The marker that said TO THE POOL was gone, but as Lisey ran down the first stretch - the path a dim white line that seemed to float amid the darker masses of the surrounding trees - broken cackles arose from ahead of her. Laughers, she thought, and chanced a look back over her shoulder, thinking that if her friend Dooley heard those babies, he might change his mind about -

But no. Dooley was still there, visible in the stutters of fading light because he had gained on her, he was really flying along in spite of the black blood now coating his left sleeve from shoulder to wrist. Lisey tripped over a root in the path, almost lost her balance, and somehow managed to keep it, in part by reminding herself that Dooley would be on top of her five seconds after she fell. The last thing she'd feel would be his breath, the last thing she'd smell would be the curdling aroma of the surrounding trees as they changed to their more dangerous night-selves, and the last thing she'd hear would be the insane laughter of the hyena-things that lived deeper in the forest. I can hear him panting. I can hear that because he's gaining. Even running at top speed - and I won't be able to keep this up for long - he can run a little bit faster than I can. Why doesn't that squeeze in the balls she fetched him slow him down? Why doesn't the blood-loss?

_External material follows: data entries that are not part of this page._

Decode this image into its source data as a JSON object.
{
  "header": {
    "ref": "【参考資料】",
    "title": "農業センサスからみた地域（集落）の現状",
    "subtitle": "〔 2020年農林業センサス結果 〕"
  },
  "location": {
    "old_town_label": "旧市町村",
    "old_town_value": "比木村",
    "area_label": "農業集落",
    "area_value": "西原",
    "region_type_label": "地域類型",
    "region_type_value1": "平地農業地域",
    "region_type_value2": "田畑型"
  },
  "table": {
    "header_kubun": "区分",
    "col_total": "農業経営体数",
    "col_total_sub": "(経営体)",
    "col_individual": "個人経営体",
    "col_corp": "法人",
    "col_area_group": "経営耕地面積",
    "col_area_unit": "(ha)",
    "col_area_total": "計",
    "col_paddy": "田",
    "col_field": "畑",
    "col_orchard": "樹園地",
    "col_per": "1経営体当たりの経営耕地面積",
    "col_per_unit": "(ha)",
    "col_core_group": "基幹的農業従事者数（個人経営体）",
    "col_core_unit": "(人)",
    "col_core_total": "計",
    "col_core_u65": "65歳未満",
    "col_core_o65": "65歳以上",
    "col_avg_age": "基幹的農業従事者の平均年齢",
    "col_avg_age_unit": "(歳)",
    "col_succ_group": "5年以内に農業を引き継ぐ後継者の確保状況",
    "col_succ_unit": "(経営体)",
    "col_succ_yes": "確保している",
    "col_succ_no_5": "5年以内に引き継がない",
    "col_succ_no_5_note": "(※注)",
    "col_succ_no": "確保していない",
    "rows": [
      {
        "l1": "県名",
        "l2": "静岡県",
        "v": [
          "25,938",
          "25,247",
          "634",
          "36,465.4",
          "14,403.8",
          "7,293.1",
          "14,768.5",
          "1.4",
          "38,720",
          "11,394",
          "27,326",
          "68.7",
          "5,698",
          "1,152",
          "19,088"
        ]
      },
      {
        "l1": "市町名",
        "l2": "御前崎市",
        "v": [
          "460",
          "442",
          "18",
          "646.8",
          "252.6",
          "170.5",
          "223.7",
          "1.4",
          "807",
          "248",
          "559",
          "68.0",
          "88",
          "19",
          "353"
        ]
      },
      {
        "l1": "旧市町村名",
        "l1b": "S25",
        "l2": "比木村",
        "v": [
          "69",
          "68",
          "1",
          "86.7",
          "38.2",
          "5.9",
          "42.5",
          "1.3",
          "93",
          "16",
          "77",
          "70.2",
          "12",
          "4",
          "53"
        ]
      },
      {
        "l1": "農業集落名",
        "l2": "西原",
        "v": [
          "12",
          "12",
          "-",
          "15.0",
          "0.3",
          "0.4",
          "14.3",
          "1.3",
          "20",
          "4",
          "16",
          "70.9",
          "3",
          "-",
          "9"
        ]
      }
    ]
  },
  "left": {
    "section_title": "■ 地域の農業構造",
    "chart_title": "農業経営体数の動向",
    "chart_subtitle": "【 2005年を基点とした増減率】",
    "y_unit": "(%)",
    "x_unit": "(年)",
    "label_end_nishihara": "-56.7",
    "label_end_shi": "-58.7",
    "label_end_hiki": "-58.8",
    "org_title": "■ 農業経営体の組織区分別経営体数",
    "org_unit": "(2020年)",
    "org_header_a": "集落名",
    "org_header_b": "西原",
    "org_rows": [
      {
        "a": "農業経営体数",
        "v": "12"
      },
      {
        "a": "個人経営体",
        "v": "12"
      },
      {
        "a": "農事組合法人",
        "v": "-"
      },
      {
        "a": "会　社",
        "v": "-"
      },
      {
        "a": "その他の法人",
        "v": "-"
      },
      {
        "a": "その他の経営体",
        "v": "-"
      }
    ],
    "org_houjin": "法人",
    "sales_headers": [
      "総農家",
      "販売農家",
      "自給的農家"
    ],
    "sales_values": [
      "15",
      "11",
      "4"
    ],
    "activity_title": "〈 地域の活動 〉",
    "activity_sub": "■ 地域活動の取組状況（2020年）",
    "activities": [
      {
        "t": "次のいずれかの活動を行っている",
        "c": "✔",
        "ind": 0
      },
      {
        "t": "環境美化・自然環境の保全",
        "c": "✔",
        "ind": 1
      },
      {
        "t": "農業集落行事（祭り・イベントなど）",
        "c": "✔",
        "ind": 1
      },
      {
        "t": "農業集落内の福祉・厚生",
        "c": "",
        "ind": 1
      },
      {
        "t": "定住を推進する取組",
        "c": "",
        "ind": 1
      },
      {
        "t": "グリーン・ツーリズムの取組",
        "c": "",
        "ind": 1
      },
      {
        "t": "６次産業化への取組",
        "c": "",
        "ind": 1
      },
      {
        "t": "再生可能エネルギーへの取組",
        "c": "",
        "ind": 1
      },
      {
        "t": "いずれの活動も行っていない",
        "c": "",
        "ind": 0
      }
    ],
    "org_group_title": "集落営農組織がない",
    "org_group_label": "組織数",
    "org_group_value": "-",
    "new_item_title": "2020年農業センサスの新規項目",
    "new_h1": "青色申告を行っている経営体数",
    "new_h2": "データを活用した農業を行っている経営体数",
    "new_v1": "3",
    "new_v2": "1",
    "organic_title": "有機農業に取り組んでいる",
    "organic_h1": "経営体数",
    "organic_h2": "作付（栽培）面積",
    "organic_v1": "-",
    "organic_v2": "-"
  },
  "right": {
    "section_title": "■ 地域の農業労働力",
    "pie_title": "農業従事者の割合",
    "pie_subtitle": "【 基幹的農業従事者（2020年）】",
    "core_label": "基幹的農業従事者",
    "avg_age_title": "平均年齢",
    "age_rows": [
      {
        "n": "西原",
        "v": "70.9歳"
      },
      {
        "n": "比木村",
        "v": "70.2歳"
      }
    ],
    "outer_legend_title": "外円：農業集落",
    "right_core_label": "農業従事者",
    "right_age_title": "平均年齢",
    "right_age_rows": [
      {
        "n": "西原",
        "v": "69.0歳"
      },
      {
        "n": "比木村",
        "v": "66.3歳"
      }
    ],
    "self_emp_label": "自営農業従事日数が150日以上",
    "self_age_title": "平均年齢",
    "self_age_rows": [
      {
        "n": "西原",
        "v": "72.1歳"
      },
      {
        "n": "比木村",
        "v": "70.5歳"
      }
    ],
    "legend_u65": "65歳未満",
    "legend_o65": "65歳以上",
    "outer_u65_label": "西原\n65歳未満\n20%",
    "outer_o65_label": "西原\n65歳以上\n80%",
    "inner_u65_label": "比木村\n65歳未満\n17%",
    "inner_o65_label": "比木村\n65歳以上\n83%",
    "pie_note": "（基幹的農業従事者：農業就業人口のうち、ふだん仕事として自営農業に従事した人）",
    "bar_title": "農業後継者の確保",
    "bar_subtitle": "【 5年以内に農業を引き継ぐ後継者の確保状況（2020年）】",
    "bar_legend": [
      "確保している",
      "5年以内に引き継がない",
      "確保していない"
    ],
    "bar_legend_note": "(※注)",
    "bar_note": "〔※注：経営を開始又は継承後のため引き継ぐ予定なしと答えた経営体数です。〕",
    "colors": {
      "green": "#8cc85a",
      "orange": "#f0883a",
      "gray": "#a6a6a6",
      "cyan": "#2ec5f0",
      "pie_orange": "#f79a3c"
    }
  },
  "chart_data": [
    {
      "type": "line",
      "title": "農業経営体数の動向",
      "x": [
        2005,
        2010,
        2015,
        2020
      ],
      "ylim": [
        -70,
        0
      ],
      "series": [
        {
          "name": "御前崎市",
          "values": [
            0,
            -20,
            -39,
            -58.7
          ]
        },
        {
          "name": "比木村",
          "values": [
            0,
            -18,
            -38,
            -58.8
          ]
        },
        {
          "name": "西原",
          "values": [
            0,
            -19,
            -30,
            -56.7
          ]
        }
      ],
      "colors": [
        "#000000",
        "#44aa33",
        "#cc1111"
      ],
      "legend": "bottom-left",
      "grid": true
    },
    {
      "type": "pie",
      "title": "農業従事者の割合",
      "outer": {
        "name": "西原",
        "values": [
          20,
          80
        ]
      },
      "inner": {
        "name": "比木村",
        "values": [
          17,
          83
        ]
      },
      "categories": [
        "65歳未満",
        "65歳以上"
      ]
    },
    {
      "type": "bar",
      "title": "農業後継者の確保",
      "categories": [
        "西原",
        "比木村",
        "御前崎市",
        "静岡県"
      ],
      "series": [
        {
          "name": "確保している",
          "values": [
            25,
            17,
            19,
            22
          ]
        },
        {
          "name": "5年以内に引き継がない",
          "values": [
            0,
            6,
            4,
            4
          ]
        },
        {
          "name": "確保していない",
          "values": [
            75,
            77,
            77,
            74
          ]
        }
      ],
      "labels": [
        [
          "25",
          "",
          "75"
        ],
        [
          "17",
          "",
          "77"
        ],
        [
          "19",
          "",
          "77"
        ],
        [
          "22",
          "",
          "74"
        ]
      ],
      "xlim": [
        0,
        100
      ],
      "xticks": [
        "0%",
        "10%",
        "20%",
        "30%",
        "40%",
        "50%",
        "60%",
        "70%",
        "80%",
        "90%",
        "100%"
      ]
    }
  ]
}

The answer to those questions was simple, the logic stark: they were slowing him down. Without them, she'd be caught already. Lisey was in third gear. She tried to find fourth and couldn't. Apparently she didn't have a fourth gear. Behind her, the harsh and rapid sound of Jim Dooley's breathing grew closer still, and she knew that in only a minute, maybe less, she would feel the first brush of his fingers on the back of her shirt. Or in her hair.

7

The path tilted and grew steeper for a few moments; the shadows grew deeper. She thought she might finally be gaining a little bit on Dooley. She didn't dare cast a glance back to see, and she prayed that Amanda wouldn't try following them. It might be safe on Sweetheart Hill, and it might be safe at the pool, but it wasn't a bit safe in these woods. Jim Dooley was far from the worst of it, either. Now she heard the faint and dreamy ring of Chuckie G.'s bell, swiped by Scott in another lifetime and hung from a tree at the top of the next rise.